Co-fondatrice de Balzac Paris, Chrysoline de Gastines gère la marque avec ses deux associés Charles et Victorien, puisque l’aventure entrepreneuriale est finalement issue de leur histoire d’amitié et de famille. Elle donne également le ton sur l’ADN de la marque en tant que directrice artistique, et parle avec fierté de la communauté des clientes Balzac Paris qui partagent ses valeurs autour d’une consommation plus responsable.  Elle revient avec nous sur les forces et les challenges de la marque, et sur son engagement authentique, réfléchi, souvent difficile à mettre en œuvre mais toujours porteur de satisfaction, et qui a conquis le cœur de milliers de clientes en quête de sens.

L’ADN de la marque Balzac Paris résonne aussi une revendication affichée : faire la Mode Autrement. Alors, au quotidien comment faites-vous « autrement » ?

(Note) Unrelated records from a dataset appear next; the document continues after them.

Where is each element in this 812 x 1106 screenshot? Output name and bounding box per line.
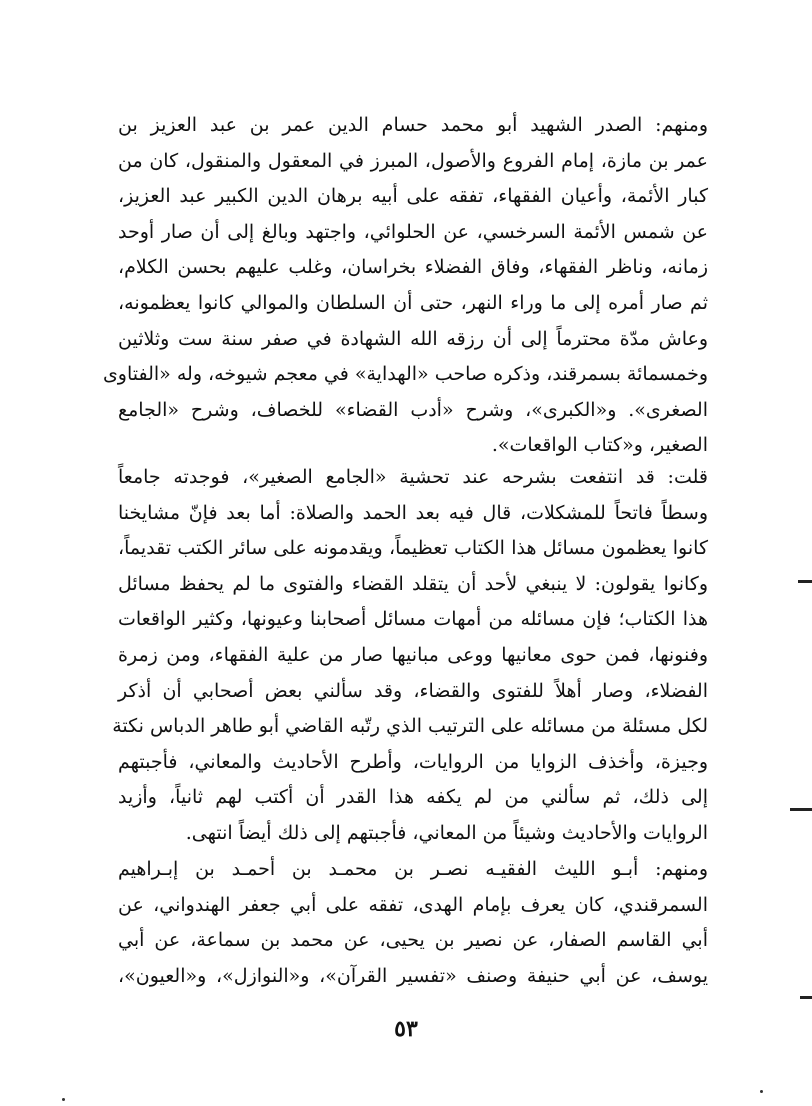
text-line: قلت: قد انتفعت بشرحه عند تحشية «الجامع الصغير»، فوجدته جامعاً: [118, 466, 708, 488]
text-line: ثم صار أمره إلى ما وراء النهر، حتى أن السلطان والموالي كانوا يعظمونه،: [118, 291, 708, 314]
scan-edge-mark: [800, 996, 812, 999]
text-line: عن شمس الأئمة السرخسي، عن الحلوائي، واجتهد وبالغ إلى أن صار أوحد: [118, 220, 708, 243]
scan-speck: [62, 1098, 65, 1101]
text-line: لكل مسئلة من مسائله على الترتيب الذي رتّبه القاضي أبو طاهر الدباس نكتة: [112, 715, 708, 738]
text-line: الصغير، و«كتاب الواقعات».: [491, 434, 708, 457]
text-line: وعاش مدّة محترماً إلى أن رزقه الله الشهادة في صفر سنة ست وثلاثين: [118, 327, 708, 350]
scan-edge-mark: [798, 580, 812, 583]
text-line: وجيزة، وأخذف الزوايا من الروايات، وأطرح الأحاديث والمعاني، فأجبتهم: [118, 750, 708, 773]
text-line: زمانه، وناظر الفقهاء، وفاق الفضلاء بخراسان، وغلب عليهم بحسن الكلام،: [118, 256, 708, 279]
page-number: ٥٣: [394, 1016, 418, 1042]
text-line: كانوا يعظمون مسائل هذا الكتاب تعظيماً، ويقدمونه على سائر الكتب تقديماً،: [118, 537, 708, 560]
paragraph-1: [102, 108, 708, 464]
text-line: الروايات والأحاديث وشيئاً من المعاني، فأجبتهم إلى ذلك أيضاً انتهى.: [185, 821, 708, 844]
text-line: يوسف، عن أبي حنيفة وصنف «تفسير القرآن»، و«النوازل»، و«العيون»،: [118, 964, 708, 987]
text-line: وفنونها، فمن حوى معانيها ووعى مبانيها صار من علية الفقهاء، ومن زمرة: [118, 643, 708, 666]
text-line: ومنهم: الصدر الشهيد أبو محمد حسام الدين عمر بن عبد العزيز بن: [118, 114, 708, 136]
text-line: وسطاً فاتحاً للمشكلات، قال فيه بعد الحمد والصلاة: أما بعد فإنّ مشايخنا: [118, 501, 708, 524]
text-line: وكانوا يقولون: لا ينبغي لأحد أن يتقلد القضاء والفتوى ما لم يحفظ مسائل: [118, 572, 708, 595]
scan-edge-mark: [790, 808, 812, 811]
text-line: الصغرى». و«الكبرى»، وشرح «أدب القضاء» للخصاف، وشرح «الجامع: [118, 398, 708, 421]
text-line: إلى ذلك، ثم سألني من لم يكفه هذا القدر أن أكتب لهم ثانياً، وأزيد: [118, 786, 708, 809]
text-line: وخمسمائة بسمرقند، وذكره صاحب «الهداية» في معجم شيوخه، وله «الفتاوى: [102, 363, 708, 386]
scan-speck: [760, 1090, 763, 1093]
text-line: عمر بن مازة، إمام الفروع والأصول، المبرز في المعقول والمنقول، كان من: [118, 149, 708, 172]
text-line: ومنهم: أبـو الليث الفقيـه نصـر بن محمـد بن أحمـد بن إبـراهيم: [118, 858, 708, 880]
text-line: الفضلاء، وصار أهلاً للفتوى والقضاء، وقد سألني بعض أصحابي أن أذكر: [118, 679, 708, 702]
text-line: كبار الأئمة، وأعيان الفقهاء، تفقه على أبيه برهان الدين الكبير عبد العزيز،: [118, 185, 708, 208]
text-line: السمرقندي، كان يعرف بإمام الهدى، تفقه على أبي جعفر الهندواني، عن: [118, 893, 708, 916]
text-line: هذا الكتاب؛ فإن مسائله من أمهات مسائل أصحابنا وعيونها، وكثير الواقعات: [118, 608, 708, 631]
paragraph-3: [118, 852, 708, 994]
text-line: أبي القاسم الصفار، عن نصير بن يحيى، عن محمد بن سماعة، عن أبي: [118, 929, 708, 952]
paragraph-2: [112, 460, 708, 852]
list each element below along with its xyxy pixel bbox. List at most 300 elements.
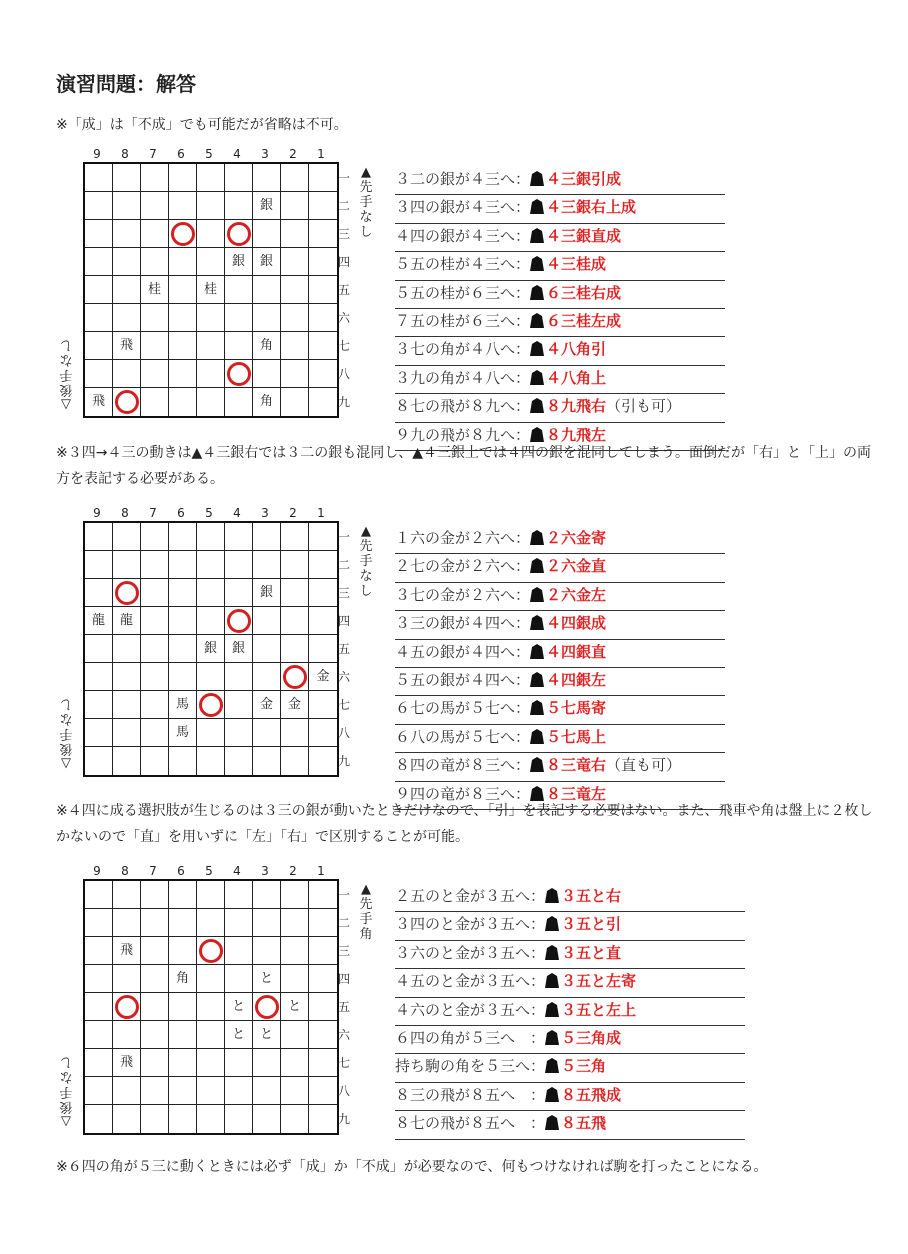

Balzac Paris envisage une mode différente de ce que peuvent proposer les grandes marques installées dans le paysage économique depuis plusieurs années, sur le principe d’une forte accélération du rythme des collections et de ce que l’on appelle aujourd’hui la « fast fashion ».

Cependant, il s’agit pour nous non pas de stigmatiser ces marques comme des exemples à ne pas suivre mais justement de faire évoluer les choses dans leur sillage puisqu’aujourd’hui plus aucune parque de mode n’a le choix d’aller ou non vers plus de responsabilité, et profiter des voies d’innovation qu’elles sont capables de dégager et de promouvoir, bénéficiant d’une capacité de financement que nous n’avons pas notre échelle. Si Zara ou H&M, pour ne citer qu’elles, décident de miser sur des tissus innovants ou de nouvelles technologies textiles, cela rend par la suite l’accès à ces innovations beaucoup plus facile pour de plus petites marques comme Balzac Paris.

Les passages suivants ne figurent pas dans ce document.